/////UAMS Opens Facility Dedicated to Advancing New Treatments
UAMS Opens Facility Dedicated to Advancing New Treatments 2018-01-05T09:15:52+00:00

OCT. 24, 2005 | Laboratories dedicated to moving new medical treatments from research to the patient opened this month at the University of Arkansas for Medical Sciences (UAMS).

Current research projects, funded by grants worth more than $11 million, address a range of conditions, including spinal cord injuries, motion sickness, neonatal pain and schizophrenia.
 
The Center for Translational Neuroscience is one of the few such facilities in the nation devoted to quickly advancing new treatments. The complex of 12 labs, equipment and administrative offices serves as the research arm of UAMS’ Jackson T. Stephens Spine & Neurosciences Institute.


The new labs are on the sixth floor of the Biomedical Research II building at UAMS. They are funded in part by a five-year, $7.5 million grant from the National Institutes of Health obtained with the help of U.S. Sen. Blanche Lincoln.


An Oct. 20 ribbon-cutting ceremony, attended by UAMS officials and supporters, marked the event for the center and its 12 faculty members and about 20 technicians, administrators and students.


The center aids the transition of scientific research into new medical treatments for conditions of the body’s nervous system.

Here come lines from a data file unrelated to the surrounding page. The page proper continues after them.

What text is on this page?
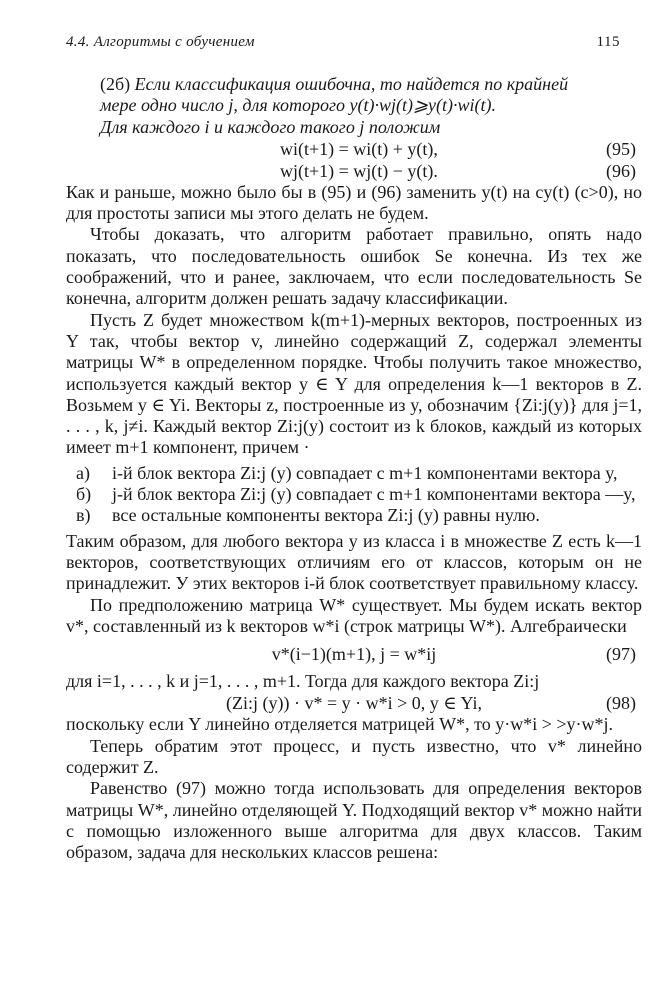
4.4. Алгоритмы с обучением	115
(2б) Если классификация ошибочна, то найдется по крайней
мере одно число j, для которого y(t)·wj(t)⩾y(t)·wi(t).
Для каждого i и каждого такого j положим
wi(t+1) = wi(t) + y(t),	(95)
wj(t+1) = wj(t) − y(t).	(96)

Как и раньше, можно было бы в (95) и (96) заменить y(t) на cy(t) (c>0), но для простоты записи мы этого делать не будем.

Чтобы доказать, что алгоритм работает правильно, опять надо показать, что последовательность ошибок Se конечна. Из тех же соображений, что и ранее, заключаем, что если последовательность Se конечна, алгоритм должен решать задачу классификации.

Пусть Z будет множеством k(m+1)-мерных векторов, построенных из Y так, чтобы вектор v, линейно содержащий Z, содержал элементы матрицы W* в определенном порядке. Чтобы получить такое множество, используется каждый вектор y ∈ Y для определения k—1 векторов в Z. Возьмем y ∈ Yi. Векторы z, построенные из y, обозначим {Zi:j(y)} для j=1, . . . , k, j≠i. Каждый вектор Zi:j(y) состоит из k блоков, каждый из которых имеет m+1 компонент, причем ·

а)	i-й блок вектора Zi:j (y) совпадает с m+1 компонентами вектора y,
б)	j-й блок вектора Zi:j (y) совпадает с m+1 компонентами вектора —y,
в)	все остальные компоненты вектора Zi:j (y) равны нулю.

Таким образом, для любого вектора y из класса i в множестве Z есть k—1 векторов, соответствующих отличиям его от классов, которым он не принадлежит. У этих векторов i-й блок соответствует правильному классу.

По предположению матрица W* существует. Мы будем искать вектор v*, составленный из k векторов w*i (строк матрицы W*). Алгебраически

v*(i−1)(m+1), j = w*ij	(97)

для i=1, . . . , k и j=1, . . . , m+1. Тогда для каждого вектора Zi:j

(Zi:j (y)) · v* = y · w*i > 0, y ∈ Yi,	(98)

поскольку если Y линейно отделяется матрицей W*, то y·w*i > >y·w*j.

Теперь обратим этот процесс, и пусть известно, что v* линейно содержит Z.

Равенство (97) можно тогда использовать для определения векторов матрицы W*, линейно отделяющей Y. Подходящий вектор v* можно найти с помощью изложенного выше алгоритма для двух классов. Таким образом, задача для нескольких классов решена:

“The UAMS Center for Translational Neuroscience provides an important link between basic and clinical science that will benefit patients by spurring the development of new medical treatments,” said UAMS Chancellor I. Dodd Wilson, M.D. “In addition, the center’s wide-ranging work provides a potential economic benefit for Arkansas as new businesses are created to market the treatments developed in these laboratories.”


The CTN was established in 2003 as a division of the Department of Neurobiology and Developmental Sciences of the UAMS College of Medicine by Edgar Garcia-Rill, Ph.D., a professor of neurobiology and developmental sciences and the center’s director. 


“We want to bridge the gap between basic neuroscience and clinical applications in a way that moves research along and gets new treatments to patients more quickly,” Garcia-Rill said. “These new laboratories allow for more collaborative research and easier access to high-powered electrophysiology, microscopy and other tools critical to our work.”


The National Center for Research Resources at the NIH awarded a Center of Biomedical Research Excellence (COBRE) grant to operate the Center for Translational Neuroscience.
Ongoing research projects at the Center for Translational Neuroscience include:


• Whether the brain may be a factor in vertigo and tinnitus (a ringing in the ears), by researchers John Dornhoffer, M.D., and Chris Danner, M.D.

• Whether the brain may generate signals leading to chronic back pain following an injury, by researchers Alice V. Fann, M.D., and Richard Owen, M.D.

• Whether a new therapy can help with the long-term effects of neonatal pain, by researchers Sunny Anand, M.D., and Whit Hall, M.D.

• Whether new treatments can help patients with spinal cord injuries walk and reduce side effects of those injuries, by researchers Thomas Kiser, M.D., T. Glenn Pait, M.D., Robert D. Skinner, Ph.D., and Nancy B. Reese, Ph.D.

• Identifying mechanisms that can regulate the development and destruction of nerve cells, by researcher Melanie MacNicol, Ph.D. and Gwen Childs, Ph.D.


Earlier this year, Garcia-Rill led a team that invented a motorized bicycle exercise trainer to combat muscle atrophy along with the uncontrolled muscle contractions and spasms suffered by those with spinal cord injuries. In May, UAMS signed a licensing agreement with a Siloam Springs company, Ozark Systems Manufacturing, to manufacture the exercise trainer.


The center has attracted established scientists involved in grant-funded research. Mark Mennemeier, Ph.D., a NIH-funded authority on a disabling neurological condition that sometimes follows a stroke is developing a novel treatment that eliminates so-called spatial neglect in certain patients. Elie Al-Chaer, Ph.D., an authority on irritable bowel syndrome, is looking at a mechanism that suggests the condition is caused by erroneous messages from a pain processing region of the brain.
 
In addition, Yi-Hong Zhou, Ph.D., another of the center’s researchers, is working on developing a model to predict the outcome after certain brain tumors (glioblastomas). She has received a pilot study award from the CTN.